Introduction
In the 21st century and perhaps beyond, the spectrum and concept of health data have and will continue to grow. This is equally true for the spectrum of ways in which health data can be generated, collected, stored, processed, and shared as evidence across entities and systems. The “patient-consumer spectrum” is a conceptual term that has emerged, being defined as the “phenomenon in which healthcare is rapidly transitioning from a periodic activity in fixed, traditional health care settings to an around-the-clock activity that involves the generation, use, and integration of data reflecting many aspects of individuals’ lives and behaviors” [1].
Like data along the patient-consumer spectrum, real-world data, often overlapping in definition with the term “big data,” are “data relating to patient health status and/or the delivery of health care routinely collected from a variety of sources” [2,Reference Price and Cohen3]. This comprises data from a wide variety of sources that include but are not limited to electronic health record (EHR) data, hospital or insurance company’s administrative and claims data, patient-generated data (e.g., data generated by in-home or self-monitoring devices such as wearables and fitness trackers), consumer-generated data, and laboratory data.
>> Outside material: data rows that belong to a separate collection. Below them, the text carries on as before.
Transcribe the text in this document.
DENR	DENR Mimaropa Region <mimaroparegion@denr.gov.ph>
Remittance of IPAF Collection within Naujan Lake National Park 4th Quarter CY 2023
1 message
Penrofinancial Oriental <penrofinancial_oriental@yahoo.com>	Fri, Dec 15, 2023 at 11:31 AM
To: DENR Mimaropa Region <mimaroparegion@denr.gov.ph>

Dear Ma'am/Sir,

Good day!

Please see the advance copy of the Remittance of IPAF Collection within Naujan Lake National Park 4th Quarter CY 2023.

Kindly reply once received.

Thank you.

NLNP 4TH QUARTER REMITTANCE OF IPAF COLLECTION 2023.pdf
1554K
Thus, given the largely unregulated nature of most real-world data sources, medical product regulators like the US Food and Drug Administration (FDA) have begun to suggest that clinical trial sponsors should consult with privacy experts to help them identify and address data privacy and security concerns when accessing data [4].
Health science and clinical research traditionally involves the collection of both survey and medical data. Yet, given that today billions of real-world data points can be generated from multiple and diverse sources by a single person, real-world data can be shared passively with researchers to understand clinical outcomes and health behavior in unprecedented ways, either before, following, or absent an intervention [Reference Cerrada, Min and Constantin5–Reference Nickels, Edwards and Poole7]. Moreover, sophisticated algorithms and data analytics procedures can be implemented to identify and recruit individuals who meet specific inclusion/exclusion criteria for a research study [Reference Chapman, Domínguez, Fairweather, Delaney and Curcin8–Reference Melzer, Maiwald, Prokosch and Ganslandt10]. Analytical datasets comprised of real-world data are also augmenting existing clinical trial methodologies, such as through the use and development of external control arms for cancer and/or rare disease drug trials [Reference Rahman, Ventz and McDunn11–Reference Gross13]. Despite these scientific advancements demonstrating the clinical and investigational utility of real-world data, the literature is scant in studies exploring adult perspectives around real-world data privacy in relation to their willingness to share their real-world data with researchers [Reference Grande, Luna Marti and Feuerstein-Simon14–17]. This study seeks to build on this nascent body of research.
Methods
Survey Development and Validation
A survey was developed and made available online using Qualtrics software. Parts of the survey contained four demographical items, three privacy threshold items, and two items focused on willingness to share data with researchers. Privacy-related survey items published by Seltzer et al. and validated and published by Doherty et al., as well as demographic-related survey items validated and published by Zhu et al. were selected, adapted, and re-validated among a convenience sample of five individuals who identify as both patients and health consumers, for bias, relevance, and cognition [Reference Seltzer, Goldshear and Guntuku15–17]. Based on the pilot participants’ feedback, the survey questions were refined to improve item quality and clarity, and overall instrument clarity, appropriateness, and relevance.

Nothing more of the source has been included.